Phase-prediction-of-HEAs-private-share
README.md

Phase-prediction-of-HEAs

Accompanying dataset and code for article "Phase prediction and experimental realisation of a new high entropy alloy using machine learning".

Authors: Swati Singh, Nirmal Kumar Katiyar, Saurav Goel and Shrikrishna N. Joshi

Affiliations: (1) Department of Mechanical Engineering, Indian Institute of Technology Guwahati, Guwahati, 781039, India. (2)School of Engineering, London South Bank University, 103 Borough Road, London, SE1 0AA, UK

Content File "Phase_data.excel": Database file - 1200 HEAs with different phases: FCC (Face centered Cubic) solid solution, BCC (Body centered Cubic) solid solution, FCC+BCC solid solution, MIP (mixture of intermetallic phases). The data is compiled from:

https://www.sciencedirect.com/science/article/pii/S1359645416306759

https://www.sciencedirect.com/science/article/pii/S2352340921006302

https://zenodo.org/record/5155150#.Y2n9aHZBw2w

Model parameters. Refer to original file for reference.

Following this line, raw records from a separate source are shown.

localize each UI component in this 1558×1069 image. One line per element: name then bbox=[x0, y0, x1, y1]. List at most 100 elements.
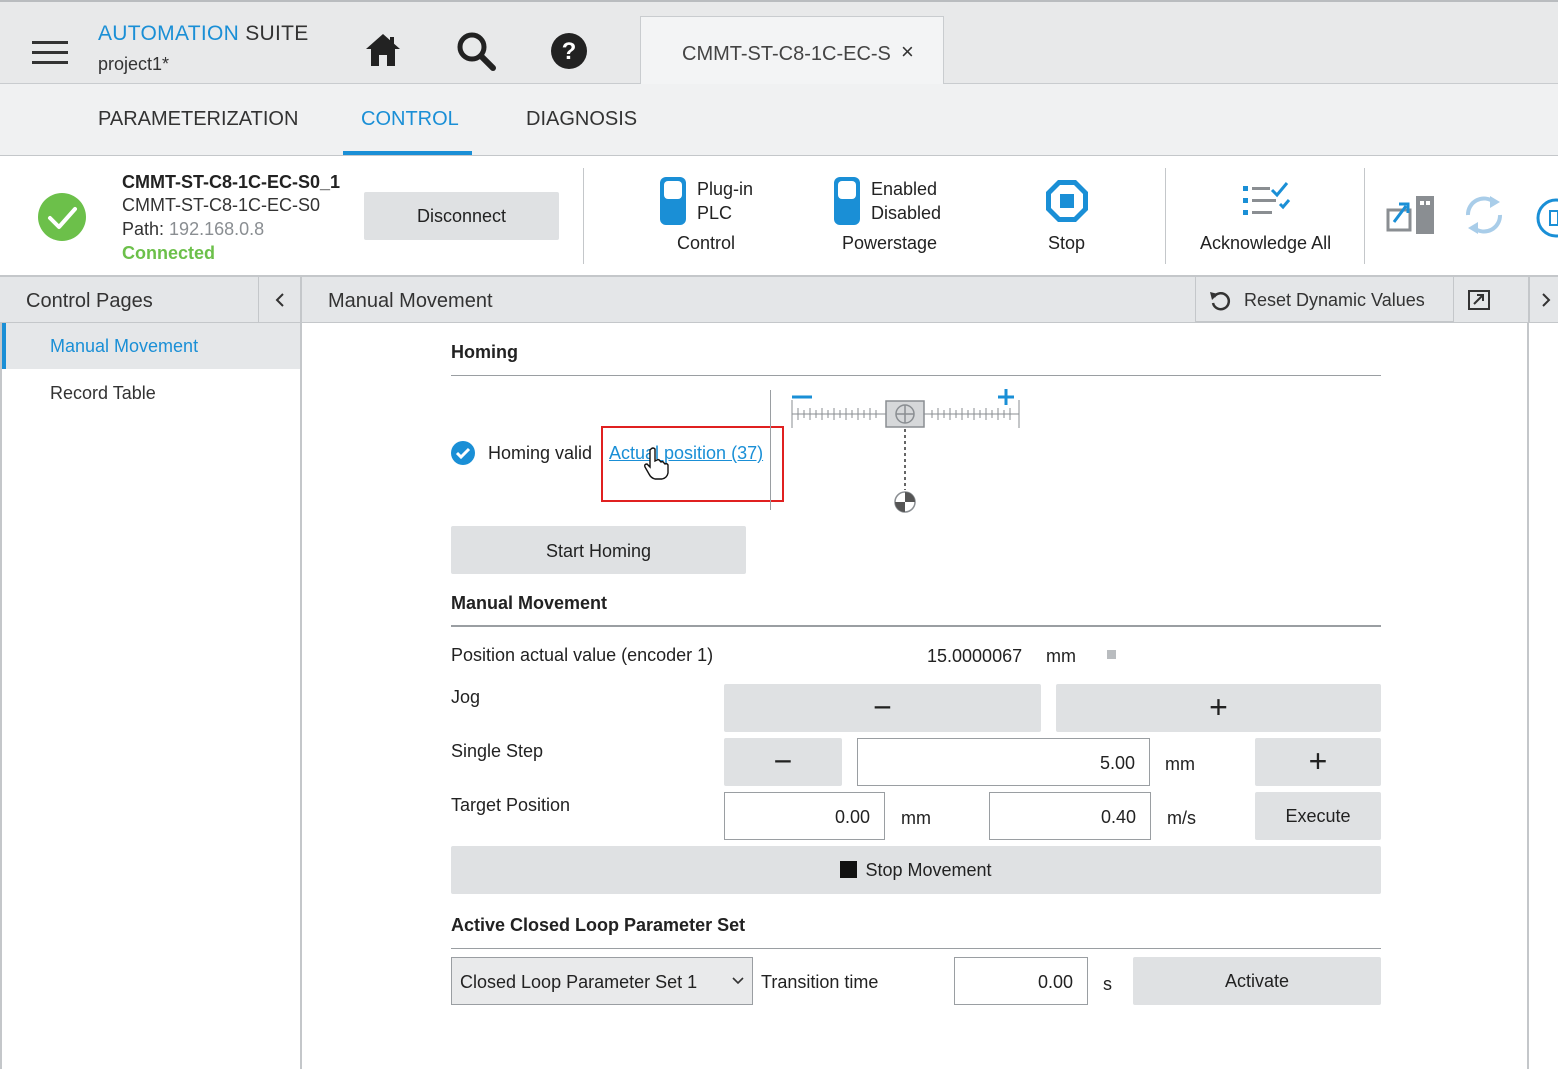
tab-diagnosis[interactable]: DIAGNOSIS bbox=[526, 108, 637, 131]
page-title: Manual Movement bbox=[328, 290, 493, 312]
target-position-unit: mm bbox=[901, 808, 931, 828]
sidebar: Manual Movement Record Table bbox=[0, 323, 302, 1069]
device-type: CMMT-ST-C8-1C-EC-S0 bbox=[122, 195, 321, 215]
home-icon[interactable] bbox=[364, 32, 402, 68]
menu-icon[interactable] bbox=[32, 41, 68, 71]
step-size-input[interactable]: 5.00 bbox=[857, 738, 1150, 786]
reset-dynamic-values-button[interactable]: Reset Dynamic Values bbox=[1195, 277, 1453, 322]
path-value: 192.168.0.8 bbox=[169, 219, 265, 239]
transition-time-label: Transition time bbox=[761, 972, 879, 992]
powerstage-toggle-bottom-label: Disabled bbox=[871, 203, 942, 223]
hand-cursor-icon bbox=[644, 447, 669, 480]
stop-movement-button[interactable]: Stop Movement bbox=[451, 846, 1381, 894]
powerstage-toggle-top-label: Enabled bbox=[871, 179, 938, 199]
velocity-input[interactable]: 0.40 bbox=[989, 792, 1151, 840]
parameter-set-select[interactable]: Closed Loop Parameter Set 1 bbox=[451, 957, 753, 1005]
jog-plus-button[interactable]: + bbox=[1056, 684, 1381, 732]
position-actual-unit: mm bbox=[1046, 646, 1076, 666]
jog-minus-button[interactable]: − bbox=[724, 684, 1041, 732]
divider bbox=[583, 168, 584, 264]
activate-button[interactable]: Activate bbox=[1133, 957, 1381, 1005]
powerstage-label: Powerstage bbox=[842, 233, 938, 253]
stop-label: Stop bbox=[1048, 233, 1086, 253]
divider bbox=[451, 948, 1381, 949]
divider bbox=[1364, 168, 1365, 264]
popout-button[interactable] bbox=[1453, 277, 1503, 322]
svg-text:?: ? bbox=[562, 38, 577, 65]
chevron-right-icon bbox=[1542, 293, 1551, 307]
sidebar-title: Control Pages bbox=[26, 290, 153, 312]
main-nav: PARAMETERIZATION CONTROL DIAGNOSIS bbox=[0, 84, 1558, 156]
chevron-left-icon bbox=[275, 293, 284, 307]
divider bbox=[451, 375, 1381, 376]
more-tools-icon[interactable] bbox=[1534, 198, 1558, 238]
sidebar-header: Control Pages bbox=[2, 277, 302, 322]
path-label: Path: bbox=[122, 219, 165, 239]
search-icon[interactable] bbox=[456, 31, 496, 71]
highlight-box bbox=[601, 426, 784, 502]
app-brand: AUTOMATION SUITE bbox=[98, 22, 309, 46]
device-transfer-icon[interactable] bbox=[1386, 192, 1438, 236]
connection-status: Connected bbox=[122, 243, 216, 263]
divider bbox=[451, 625, 1381, 627]
target-position-input[interactable]: 0.00 bbox=[724, 792, 885, 840]
position-actual-value: 15.0000067 bbox=[927, 646, 1023, 666]
expand-right-button[interactable] bbox=[1528, 277, 1558, 322]
sub-header: Control Pages Manual Movement Reset Dyna… bbox=[0, 277, 1558, 323]
control-toggle-bottom-label: PLC bbox=[697, 203, 733, 223]
status-indicator bbox=[1107, 650, 1116, 659]
closed-loop-title: Active Closed Loop Parameter Set bbox=[451, 915, 746, 935]
collapse-sidebar-button[interactable] bbox=[258, 277, 303, 322]
execute-button[interactable]: Execute bbox=[1255, 792, 1381, 840]
control-label: Control bbox=[677, 233, 736, 253]
active-tab-indicator bbox=[343, 151, 472, 155]
parameter-set-selected: Closed Loop Parameter Set 1 bbox=[460, 972, 698, 992]
chevron-down-icon bbox=[732, 977, 744, 985]
popout-icon bbox=[1468, 290, 1490, 310]
reset-icon bbox=[1210, 292, 1231, 311]
help-icon[interactable]: ? bbox=[550, 32, 588, 70]
sidebar-item-manual-movement[interactable]: Manual Movement bbox=[2, 323, 300, 369]
position-actual-label: Position actual value (encoder 1) bbox=[451, 645, 714, 665]
control-toggle-top-label: Plug-in bbox=[697, 179, 754, 199]
single-step-label: Single Step bbox=[451, 741, 544, 761]
device-name: CMMT-ST-C8-1C-EC-S0_1 bbox=[122, 172, 341, 192]
powerstage-toggle[interactable] bbox=[834, 177, 860, 225]
reset-label: Reset Dynamic Values bbox=[1244, 290, 1425, 310]
document-tab[interactable]: CMMT-ST-C8-1C-EC-S × bbox=[640, 16, 944, 86]
tab-control[interactable]: CONTROL bbox=[361, 108, 459, 131]
target-position-label: Target Position bbox=[451, 795, 571, 815]
acknowledge-all-label: Acknowledge All bbox=[1200, 233, 1332, 253]
homing-title: Homing bbox=[451, 342, 518, 362]
homing-valid-check-icon bbox=[451, 441, 475, 465]
transition-time-input[interactable]: 0.00 bbox=[954, 957, 1088, 1005]
brand-part2: SUITE bbox=[245, 22, 309, 45]
divider bbox=[1165, 168, 1166, 264]
manual-movement-title: Manual Movement bbox=[451, 593, 608, 613]
tab-parameterization[interactable]: PARAMETERIZATION bbox=[98, 108, 298, 131]
start-homing-button[interactable]: Start Homing bbox=[451, 526, 746, 574]
step-plus-button[interactable]: + bbox=[1255, 738, 1381, 786]
sidebar-item-record-table[interactable]: Record Table bbox=[2, 370, 300, 416]
stop-movement-label: Stop Movement bbox=[865, 860, 992, 880]
stop-icon[interactable] bbox=[1044, 178, 1090, 224]
disconnect-button[interactable]: Disconnect bbox=[364, 192, 559, 240]
transition-time-unit: s bbox=[1103, 974, 1112, 994]
connected-check-icon bbox=[38, 193, 86, 241]
control-toggle[interactable] bbox=[660, 177, 686, 225]
title-bar: AUTOMATION SUITE project1* ? CMMT-ST-C8-… bbox=[0, 0, 1558, 86]
stop-square-icon bbox=[840, 861, 858, 878]
acknowledge-all-icon[interactable] bbox=[1240, 180, 1292, 220]
project-name: project1* bbox=[98, 54, 170, 74]
right-panel-border bbox=[1527, 323, 1529, 1069]
velocity-unit: m/s bbox=[1167, 808, 1196, 828]
step-minus-button[interactable]: − bbox=[724, 738, 842, 786]
close-tab-icon[interactable]: × bbox=[901, 39, 914, 65]
position-scale bbox=[791, 389, 1020, 513]
divider bbox=[770, 390, 771, 510]
jog-label: Jog bbox=[451, 687, 481, 707]
step-unit: mm bbox=[1165, 754, 1195, 774]
sync-icon[interactable] bbox=[1460, 192, 1508, 238]
device-path: Path: 192.168.0.8 bbox=[122, 219, 264, 240]
homing-valid-label: Homing valid bbox=[488, 443, 593, 463]
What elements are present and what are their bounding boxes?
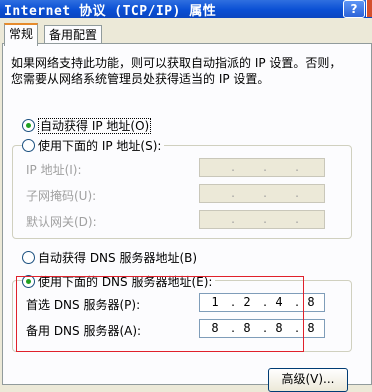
radio-auto-ip-label: 自动获得 IP 地址(O) xyxy=(38,118,152,134)
description-line-1: 如果网络支持此功能，则可以获取自动指派的 IP 设置。否则， xyxy=(11,56,342,70)
highlight-box xyxy=(16,276,304,352)
radio-auto-ip[interactable]: 自动获得 IP 地址(O) xyxy=(22,118,155,134)
description-line-2: 您需要从网络系统管理员处获得适当的 IP 设置。 xyxy=(11,72,270,86)
ip-address-input[interactable]: . . . xyxy=(199,158,325,177)
advanced-button[interactable]: 高级(V)... xyxy=(268,368,348,392)
radio-auto-ip-indicator xyxy=(22,119,35,132)
radio-manual-ip-indicator xyxy=(22,139,35,152)
tab-general[interactable]: 常规 xyxy=(4,23,39,46)
subnet-mask-input[interactable]: . . . xyxy=(199,184,325,203)
title-bar: Internet 协议 (TCP/IP) 属性 ? xyxy=(0,0,372,19)
radio-auto-dns-label: 自动获得 DNS 服务器地址(B) xyxy=(38,251,198,265)
default-gateway-input[interactable]: . . . xyxy=(199,210,325,229)
subnet-mask-label: 子网掩码(U): xyxy=(26,189,97,203)
window-title: Internet 协议 (TCP/IP) 属性 xyxy=(4,4,217,19)
close-button[interactable] xyxy=(366,0,372,17)
default-gateway-label: 默认网关(D): xyxy=(26,215,97,229)
tab-alternate-config[interactable]: 备用配置 xyxy=(44,25,103,44)
radio-auto-dns[interactable]: 自动获得 DNS 服务器地址(B) xyxy=(22,250,201,266)
radio-manual-ip-label: 使用下面的 IP 地址(S): xyxy=(38,139,162,153)
ip-address-label: IP 地址(I): xyxy=(26,163,82,177)
radio-auto-dns-indicator xyxy=(22,251,35,264)
description: 如果网络支持此功能，则可以获取自动指派的 IP 设置。否则， 您需要从网络系统管… xyxy=(11,55,361,87)
radio-manual-ip[interactable]: 使用下面的 IP 地址(S): xyxy=(22,138,165,154)
help-button[interactable]: ? xyxy=(343,0,365,18)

"y" - (Independent feature) Column name in database that will be used as target for phase prediction (keep the column 'Phase' as phases of HEAs are being predicted). Multiclass classification of four different phases (FCC, BCC, FCC+BCC, and MIP) is performed.

"X" - (Dependent feature) Column names in database that will be included as dependent variables in the model (these can be changed based on the elements present in the study), feature added here must be present as a column in "Phase_data.excel" file.

Five well-known machine learning algorithms namely "K-nearest neighbour (KNN)" , "Support vector machine (SVM)", "Decision Tree Classifier (DTC)", "Random Forest Classifier (RFC)", and "XGBOOST (XGB)" in their vanilla form (base models) were employed for multiclass classification of different phases of HEAs.

"accuracy" - Training and test accuracy were evaluated.

"roc_auc_score" - roc (Receiver operating characteristic) curve was plotted to analyse the model's performance for each phase. auc (Area under the curve) measures the area under roc curve, and summarizes classifier’s performance.

"classification_report" - It provides precision, recall, f1-score, accuracy, macro average and weighted average accuracy. Evaluated and calculated for each algorithm.

"plot_confusion_matrix" - It provides 4*4 matrix of correctly classified vs incorrectly classified phases for classification of four distinct phases.

"cross_val_score" - 10-fold cross-validation mean and standard deviation score were calculated to avoid overfitting.